Are they doomed to a thousand years of outer darkness? How does any believer know if they have attained “sufficient maturity” to be counted among “mature believers” at this partial rapture? According to this teaching, what level of immaturity will cause some believers to miss the rapture, experience the great tribulation, but escape being cast into outer darkness for a thousand years? According to this teaching, what level of immaturity will require believers to experience both the great tribulation and a thousand years in outer darkness?
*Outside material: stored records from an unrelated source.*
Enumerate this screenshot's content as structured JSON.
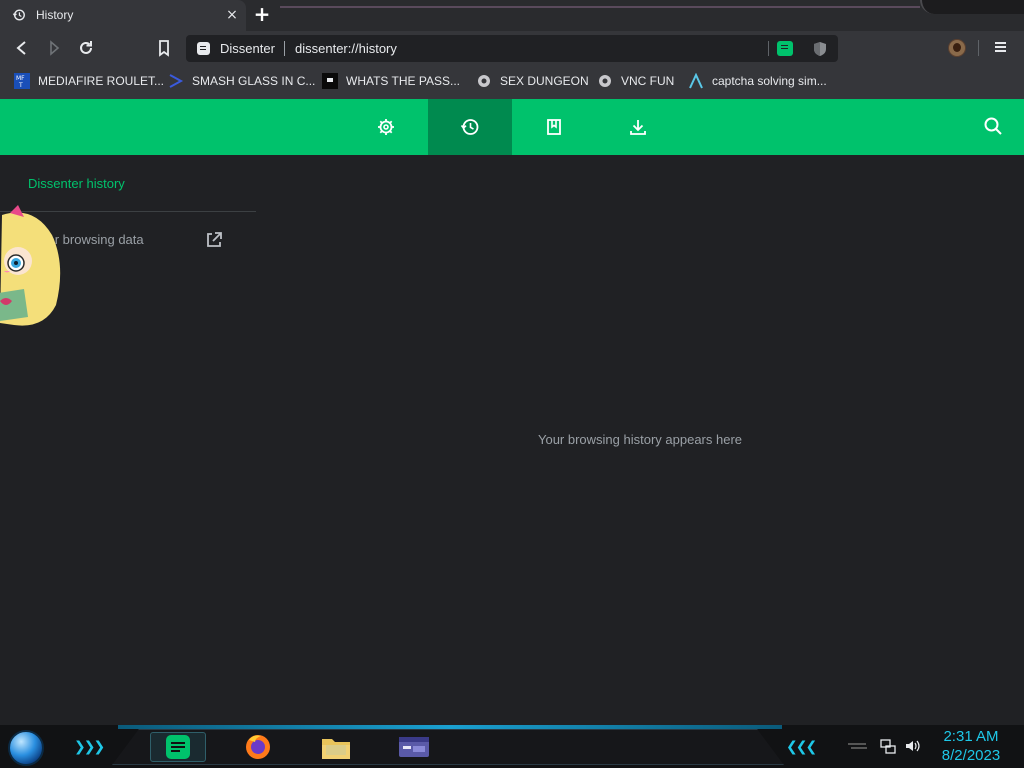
{
  "tab": {
    "title": "History",
    "close_glyph": "×",
    "new_tab_glyph": "+"
  },
  "toolbar": {
    "site_name": "Dissenter",
    "url": "dissenter://history",
    "icons": [
      "back-icon",
      "forward-icon",
      "reload-icon",
      "bookmark-icon",
      "menu-icon"
    ]
  },
  "bookmarks": [
    {
      "label": "MEDIAFIRE ROULET...",
      "icon": "mediafire-icon"
    },
    {
      "label": "SMASH GLASS IN C...",
      "icon": "chevron-favicon"
    },
    {
      "label": "WHATS THE PASS...",
      "icon": "dark-favicon"
    },
    {
      "label": "SEX DUNGEON",
      "icon": "gear-favicon"
    },
    {
      "label": "VNC FUN",
      "icon": "gear-favicon"
    },
    {
      "label": "captcha solving sim...",
      "icon": "lambda-favicon"
    }
  ],
  "app_nav": {
    "items": [
      "settings-icon",
      "history-icon",
      "bookmarks-icon",
      "downloads-icon"
    ],
    "active": "history-icon",
    "search": "search-icon"
  },
  "sidebar": {
    "title": "Dissenter history",
    "clear_label": "Clear browsing data"
  },
  "main": {
    "empty_message": "Your browsing history appears here"
  },
  "taskbar": {
    "time": "2:31 AM",
    "date": "8/2/2023"
  },
  "colors": {
    "accent": "#00c26c",
    "accent_dark": "#008a4f",
    "background": "#202124",
    "chrome": "#35363a",
    "clock": "#1ec8e8"
  }
}
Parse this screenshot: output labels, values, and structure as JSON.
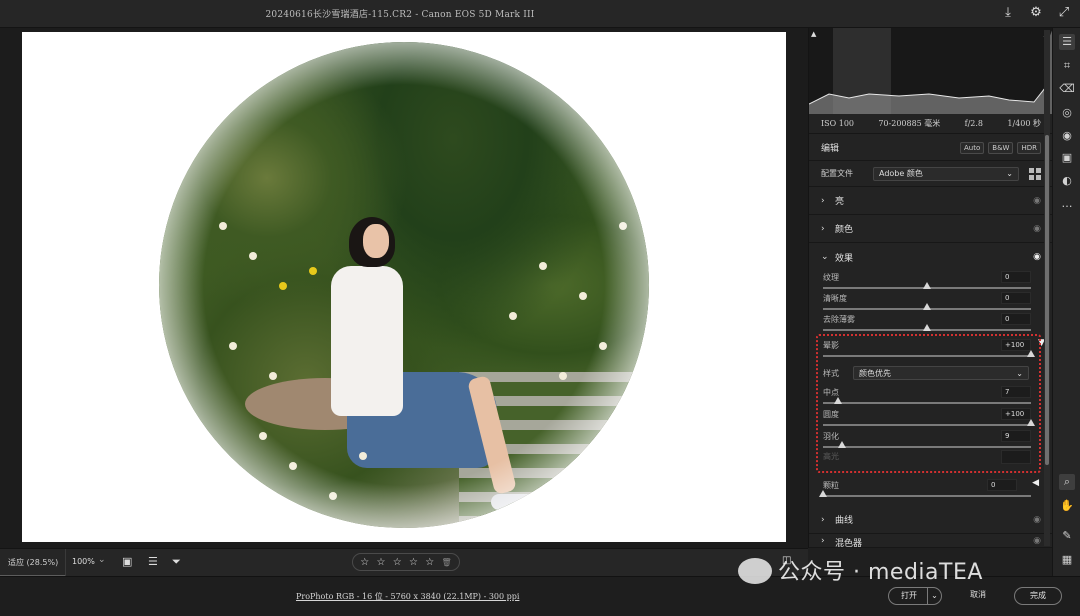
{
  "window": {
    "title": "20240616长沙雪瑞酒店-115.CR2 - Canon EOS 5D Mark III"
  },
  "top_icons": [
    "download-icon",
    "gear-icon",
    "expand-icon"
  ],
  "histogram": {
    "meta": {
      "iso": "ISO 100",
      "lens": "70-200885 毫米",
      "aperture": "f/2.8",
      "shutter": "1/400 秒"
    }
  },
  "edit": {
    "label": "编辑",
    "auto": "Auto",
    "bw": "B&W",
    "hdr": "HDR"
  },
  "profile": {
    "label": "配置文件",
    "value": "Adobe 颜色"
  },
  "sections": {
    "light": "亮",
    "color": "颜色",
    "effects": "效果",
    "curve": "曲线",
    "mixer": "混色器"
  },
  "effects_sliders": [
    {
      "label": "纹理",
      "value": "0",
      "position": 0.5
    },
    {
      "label": "清晰度",
      "value": "0",
      "position": 0.5
    },
    {
      "label": "去除薄雾",
      "value": "0",
      "position": 0.5
    }
  ],
  "vignette": {
    "label": "晕影",
    "value": "+100",
    "position": 1.0,
    "style_label": "样式",
    "style_value": "颜色优先",
    "midpoint": {
      "label": "中点",
      "value": "7",
      "position": 0.07
    },
    "roundness": {
      "label": "圆度",
      "value": "+100",
      "position": 1.0
    },
    "feather": {
      "label": "羽化",
      "value": "9",
      "position": 0.09
    },
    "highlights": {
      "label": "高光",
      "value": ""
    }
  },
  "grain": {
    "label": "颗粒",
    "value": "0",
    "position": 0.0
  },
  "bottom": {
    "zoom_fit": "适应 (28.5%)",
    "zoom_100": "100%",
    "stars": [
      "☆",
      "☆",
      "☆",
      "☆",
      "☆"
    ]
  },
  "footer": {
    "info": "ProPhoto RGB - 16 位 - 5760 x 3840 (22.1MP) - 300 ppi",
    "open": "打开",
    "cancel": "取消",
    "done": "完成"
  },
  "watermark": "公众号 · mediaTEA"
}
In Mark 12:41-44 and Luke 21:1-4, the gospels tell the story of the Lord watching as people gave to the temple treasury. Many rich people cast in much. Then an impoverished widow cast in 2 lepta, the smallest coin in Palestine at that time. The Lord’s observation was much more penetrating than ours could possibly be. He appreciated her gift much more highly than all the others.
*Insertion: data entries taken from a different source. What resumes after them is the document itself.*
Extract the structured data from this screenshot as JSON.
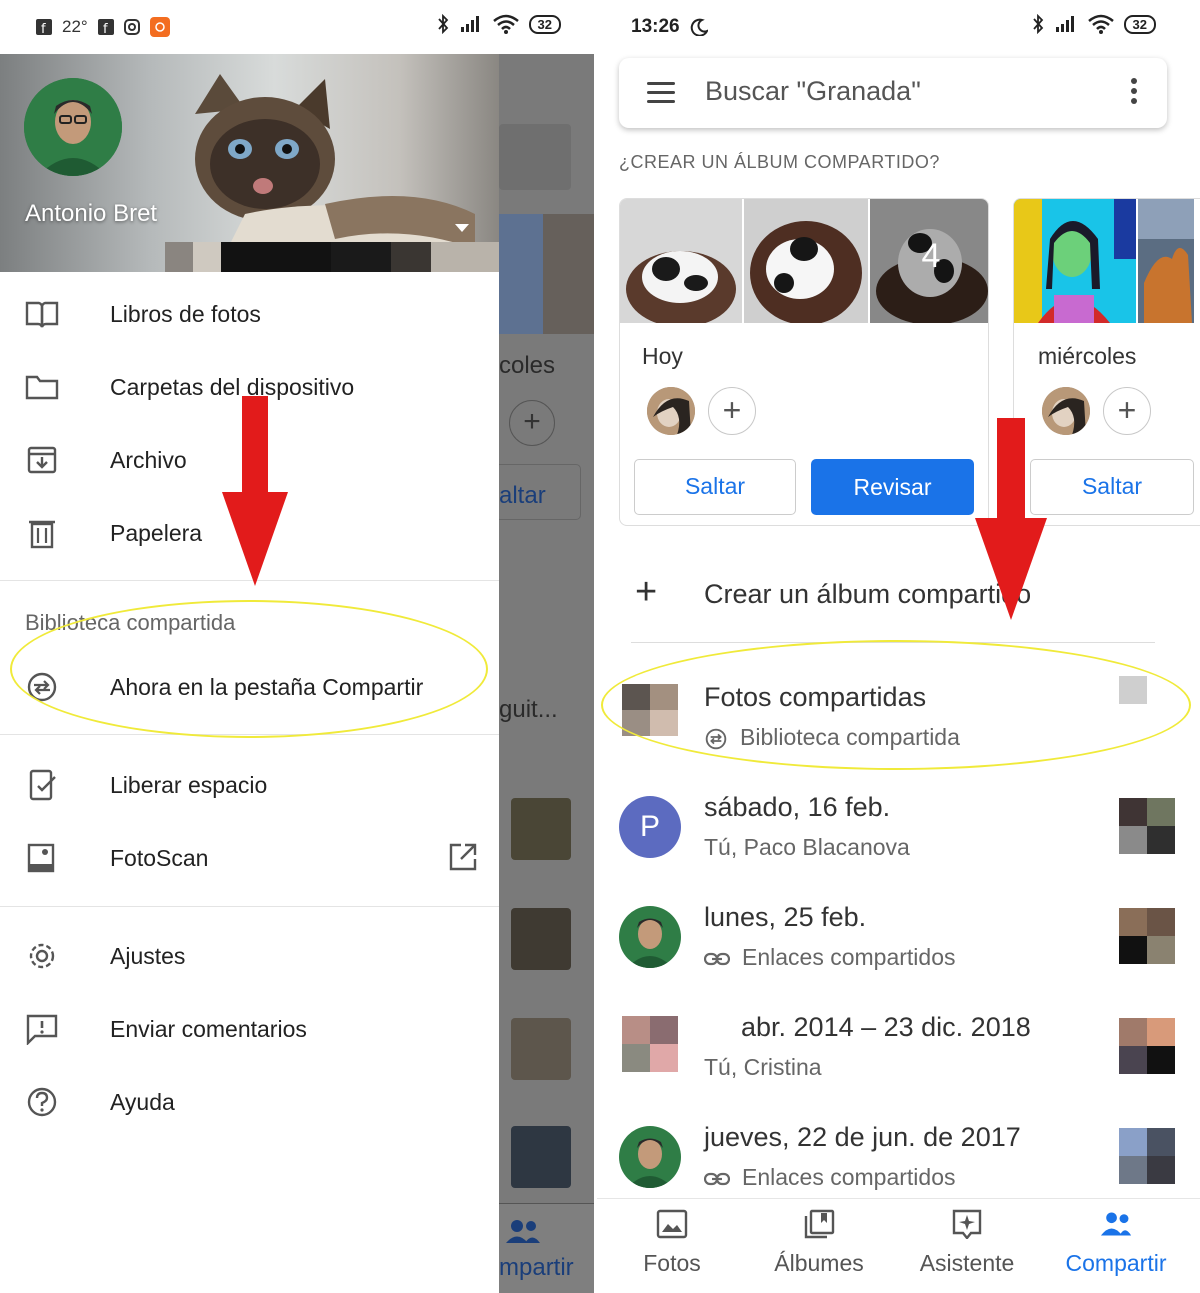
{
  "left": {
    "status": {
      "temp": "22°",
      "battery": "32"
    },
    "drawer": {
      "username": "Antonio Bret",
      "items_top": [
        {
          "label": "Libros de fotos",
          "icon": "book-icon"
        },
        {
          "label": "Carpetas del dispositivo",
          "icon": "folder-icon"
        },
        {
          "label": "Archivo",
          "icon": "archive-icon"
        },
        {
          "label": "Papelera",
          "icon": "trash-icon"
        }
      ],
      "section_label": "Biblioteca compartida",
      "shared_item": {
        "label": "Ahora en la pestaña Compartir",
        "icon": "shared-library-icon"
      },
      "items_mid": [
        {
          "label": "Liberar espacio",
          "icon": "free-space-icon"
        },
        {
          "label": "FotoScan",
          "icon": "photoscan-icon"
        }
      ],
      "items_bottom": [
        {
          "label": "Ajustes",
          "icon": "settings-icon"
        },
        {
          "label": "Enviar comentarios",
          "icon": "feedback-icon"
        },
        {
          "label": "Ayuda",
          "icon": "help-icon"
        }
      ]
    },
    "background_app": {
      "text1": "coles",
      "text2": "altar",
      "text3": "guit...",
      "nav": "mpartir",
      "plus": "+"
    }
  },
  "right": {
    "status": {
      "time": "13:26",
      "battery": "32"
    },
    "search": {
      "placeholder": "Buscar \"Granada\""
    },
    "suggest_header": "¿CREAR UN ÁLBUM COMPARTIDO?",
    "cards": [
      {
        "date": "Hoy",
        "count": "4",
        "skip": "Saltar",
        "review": "Revisar"
      },
      {
        "date": "miércoles",
        "skip": "Saltar"
      }
    ],
    "create_label": "Crear un álbum compartido",
    "rows": [
      {
        "title": "Fotos compartidas",
        "subtitle": "Biblioteca compartida"
      },
      {
        "avatar_letter": "P",
        "title": "sábado, 16 feb.",
        "subtitle": "Tú, Paco Blacanova"
      },
      {
        "title": "lunes, 25 feb.",
        "subtitle": "Enlaces compartidos"
      },
      {
        "title": "abr. 2014 – 23 dic. 2018",
        "subtitle": "Tú, Cristina"
      },
      {
        "title": "jueves, 22 de jun. de 2017",
        "subtitle": "Enlaces compartidos"
      }
    ],
    "nav": [
      {
        "label": "Fotos",
        "icon": "photo-icon"
      },
      {
        "label": "Álbumes",
        "icon": "albums-icon"
      },
      {
        "label": "Asistente",
        "icon": "assistant-icon"
      },
      {
        "label": "Compartir",
        "icon": "share-people-icon",
        "active": true
      }
    ],
    "accent": "#1a73e8"
  },
  "annotation_color": "#e21b1b",
  "highlight_color": "#f0ea3a"
}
Luke 12:48, speaking concerning the master’s dealing with His slaves at His return, says, “But to every one to whom much has been given, much will be required from him; and to whom much has been committed, they will ask of him all the more.” Only the Lord can answer the questions above, but He will not answer according to an outward standard which would be the equivalent of the amount of money His people offered to Him. His answer, that is His appraisal of each of His slaves, will be according to that one’s faithfulness with what has been given to him.
In the book of Philippians, written during his imprisonment in Rome, Paul was confident that if he died, he would go to be with Christ (1:20-23). He had no doubt at all concerning this, but in chapter 3, he says that he is still pursuing to gain the prize to which God called him (v. 14). No unbeliever will go to be with Christ when he dies. But, I would ask you, what prize was Paul pursuing if he already knew that he would be with Christ when he died? He was not at all certain that he had already obtained the prize by this point in his life (vv. 12-13). However, at the end of his life, in the last letter he wrote when he knew he was about to be martyred (2 Tim. 4:6), Paul was confident that he had finished the course the Lord had assigned to him (v. 7) and that the Lord would reward him with the crown of righteousness (v. 8).